SpatialNet with Binaural Loss Function for Correcting Binaural Signal Matching Outputs under Head Rotations
Abstract
Binaural reproduction is gaining increasing attention with the rise of devices such as virtual reality headsets, smart glasses, and head-tracked headphones. Achieving accurate binaural signals with these systems is challenging, as they often employ arbitrary microphone arrays with limited spatial resolution. The Binaural Signals Matching with Magnitude Least-Squares (BSM-MagLS) method was developed to address limitations of earlier BSM formulations, improving reproduction at high frequencies and under head rotation. However, its accuracy still degrades as head rotation increases, resulting in spatial and timbral artifacts, particularly when the virtual listener's ear moves farther from the nearest microphones. In this work, we propose the integration of deep learning with BSM-MagLS to mitigate these degradations. A post-processing framework based on the SpatialNet network is employed, leveraging its ability to process spatial information effectively and guided by both signal-level loss and a perceptually motivated binaural loss derived from a theoretical model of human binaural hearing. The effectiveness of the approach is investigated in a simulation study with a six-microphone semicircular array, showing its ability to perform robustly across head rotations. These findings are further studied in a listening experiment across different reverberant acoustic environments and head rotations, demonstrating that the proposed framework effectively mitigates BSM-MagLS degradations and provides robust correction across substantial head rotations.
Summary
This paper addresses the challenge of maintaining accurate binaural audio reproduction in devices like VR headsets and smart glasses that use microphone arrays with limited spatial resolution. The Binaural Signals Matching with Magnitude Least-Squares (BSM-MagLS) method improves binaural reproduction, especially at high frequencies and with head rotations. However, its performance degrades with increasing head rotation, leading to spatial and timbral artifacts. The authors propose a deep learning-based post-processing framework using the SpatialNet network to correct these degradations. SpatialNet processes spatial information and is guided by both signal-level loss and a perceptually motivated binaural loss derived from a human binaural hearing model. The effectiveness of the proposed approach is evaluated through simulations and listening experiments using a six-microphone semicircular array. The results demonstrate that the framework effectively mitigates BSM-MagLS degradations and provides robust correction across substantial head rotations. The listening experiment, conducted in different reverberant acoustic environments, confirms the subjective improvement in binaural quality. The paper introduces a novel application of SpatialNet and a binaural loss function based on auditory filters for enhancing binaural reproduction under head rotations, contributing to improved spatial audio experiences in various applications.
Key Insights
- •Novel Application of SpatialNet: The paper innovatively applies the SpatialNet architecture, originally designed for speech separation, to the problem of correcting binaural audio distortions caused by head rotations.

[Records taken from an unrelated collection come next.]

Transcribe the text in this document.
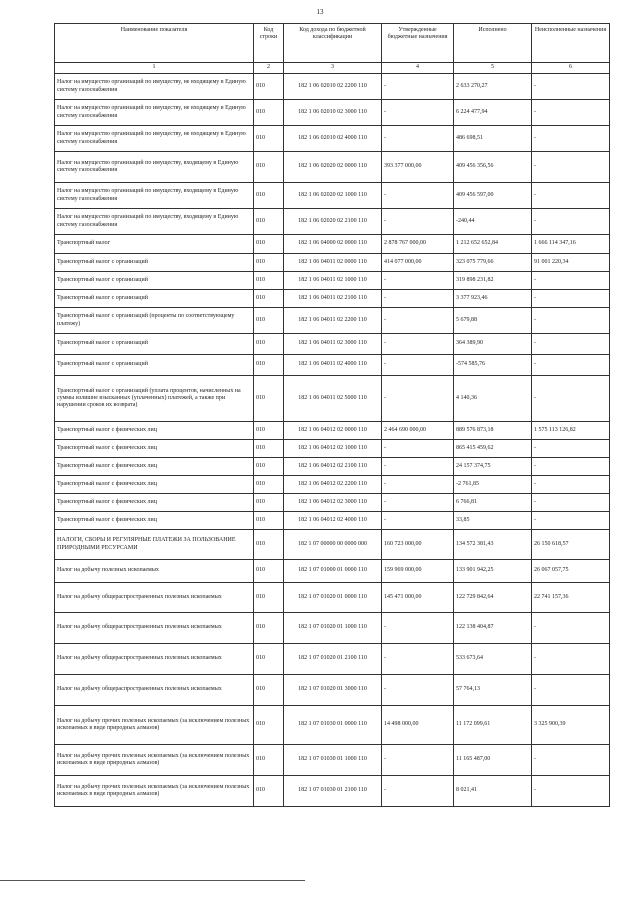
13
Наименование показателя	Код строки	Код дохода по бюджетной классификации	Утвержденные бюджетные назначения	Исполнено	Неисполненные назначения
1	2	3	4	5	6
Налог на имущество организаций по имуществу, не входящему в Единую систему газоснабжения	010	182 1 06 02010 02 2200 110	-	2 633 270,27	-
Налог на имущество организаций по имуществу, не входящему в Единую систему газоснабжения	010	182 1 06 02010 02 3000 110	-	6 224 477,94	-
Налог на имущество организаций по имуществу, не входящему в Единую систему газоснабжения	010	182 1 06 02010 02 4000 110	-	486 698,51	-
Налог на имущество организаций по имуществу, входящему в Единую систему газоснабжения	010	182 1 06 02020 02 0000 110	393 377 000,00	409 456 356,56	-
Налог на имущество организаций по имуществу, входящему в Единую систему газоснабжения	010	182 1 06 02020 02 1000 110	-	409 456 597,00	-
Налог на имущество организаций по имуществу, входящему в Единую систему газоснабжения	010	182 1 06 02020 02 2100 110	-	-240,44	-
Транспортный налог	010	182 1 06 04000 02 0000 110	2 878 767 000,00	1 212 652 652,84	1 666 114 347,16
Транспортный налог с организаций	010	182 1 06 04011 02 0000 110	414 077 000,00	323 075 779,66	91 001 220,34
Транспортный налог с организаций	010	182 1 06 04011 02 1000 110	-	319 898 231,82	-
Транспортный налог с организаций	010	182 1 06 04011 02 2100 110	-	3 377 923,46	-
Транспортный налог с организаций (проценты по соответствующему платежу)	010	182 1 06 04011 02 2200 110	-	5 679,88	-
Транспортный налог с организаций	010	182 1 06 04011 02 3000 110	-	364 389,90	-
Транспортный налог с организаций	010	182 1 06 04011 02 4000 110	-	-574 585,76	-
Транспортный налог с организаций (уплата процентов, начисленных на суммы излишне взысканных (уплаченных) платежей, а также при нарушении сроков их возврата)	010	182 1 06 04011 02 5000 110	-	4 140,36	-
Транспортный налог с физических лиц	010	182 1 06 04012 02 0000 110	2 464 690 000,00	889 576 873,18	1 575 113 126,82
Транспортный налог с физических лиц	010	182 1 06 04012 02 1000 110	-	865 415 459,62	-
Транспортный налог с физических лиц	010	182 1 06 04012 02 2100 110	-	24 157 374,75	-
Транспортный налог с физических лиц	010	182 1 06 04012 02 2200 110	-	-2 761,85	-
Транспортный налог с физических лиц	010	182 1 06 04012 02 3000 110	-	6 766,81	-
Транспортный налог с физических лиц	010	182 1 06 04012 02 4000 110	-	33,85	-
НАЛОГИ, СБОРЫ И РЕГУЛЯРНЫЕ ПЛАТЕЖИ ЗА ПОЛЬЗОВАНИЕ ПРИРОДНЫМИ РЕСУРСАМИ	010	182 1 07 00000 00 0000 000	160 723 000,00	134 572 381,43	26 150 618,57
Налог на добычу полезных ископаемых	010	182 1 07 01000 01 0000 110	159 969 000,00	133 901 942,25	26 067 057,75
Налог на добычу общераспространенных полезных ископаемых	010	182 1 07 01020 01 0000 110	145 471 000,00	122 729 842,64	22 741 157,36
Налог на добычу общераспространенных полезных ископаемых	010	182 1 07 01020 01 1000 110	-	122 138 404,87	-
Налог на добычу общераспространенных полезных ископаемых	010	182 1 07 01020 01 2100 110	-	533 673,64	-
Налог на добычу общераспространенных полезных ископаемых	010	182 1 07 01020 01 3000 110	-	57 764,13	-
Налог на добычу прочих полезных ископаемых (за исключением полезных ископаемых в виде природных алмазов)	010	182 1 07 01030 01 0000 110	14 498 000,00	11 172 099,61	3 325 900,39
Налог на добычу прочих полезных ископаемых (за исключением полезных ископаемых в виде природных алмазов)	010	182 1 07 01030 01 1000 110	-	11 165 487,00	-
Налог на добычу прочих полезных ископаемых (за исключением полезных ископаемых в виде природных алмазов)	010	182 1 07 01030 01 2100 110	-	8 021,41	-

- •Auditory Filter-Based Binaural Loss: A perceptually motivated binaural loss function is introduced, derived from a theoretical model of human binaural hearing with auditory filters. This loss function is used for training the neural network and outperforms traditional STFT-based losses.
- •Robustness to Head Rotations: The proposed method demonstrates robustness to substantial head rotations (up to 90 degrees in the listening experiment), maintaining high perceptual quality compared to the uncorrected BSM-MagLS output.
- •Performance Improvement: The proposed SpatialNet-AUD achieved mean scores only 0.5 points below the reference for a head rotation of 60 degrees, a difference that was not statistically significant (p = .887). At a head rotation of 90 degrees, the mean difference was 0.8 points from the reference, again not statistically significant (p = .821).
- •Limitations: The study simplifies head rotations to the azimuthal plane and focuses on rightward rotations only. Also, the simulations used a relatively simple shoebox room model and data from the Cologne HRTF database.
- •Connections to Related Work: The paper builds upon the BSM-MagLS method and addresses its limitations under head rotations. It contrasts its approach with signal-dependent methods that rely on accurate parameter estimation and highlights the benefits of its signal-independent approach combined with deep learning.
Practical Implications
- •Improved VR/AR Audio: The research has direct implications for improving binaural audio reproduction in virtual and augmented reality applications, leading to more immersive and realistic spatial audio experiences.
- •Head-Tracked Headphones: The proposed method can be implemented in head-tracked headphones to compensate for listener head rotations and maintain accurate spatial audio rendering.
- •Practitioner Tool: Engineers and developers can utilize the proposed SpatialNet-based framework and the auditory filter-based binaural loss function to enhance the performance of binaural reproduction systems using microphone arrays.
- •Future Research Directions: The paper suggests extending the method to diverse HRTFs, broader and bidirectional head-rotation scenarios, more complex real-world acoustic environments, and arbitrary microphone configurations. Further research could explore task-specific neural architectures and larger scale listening tests.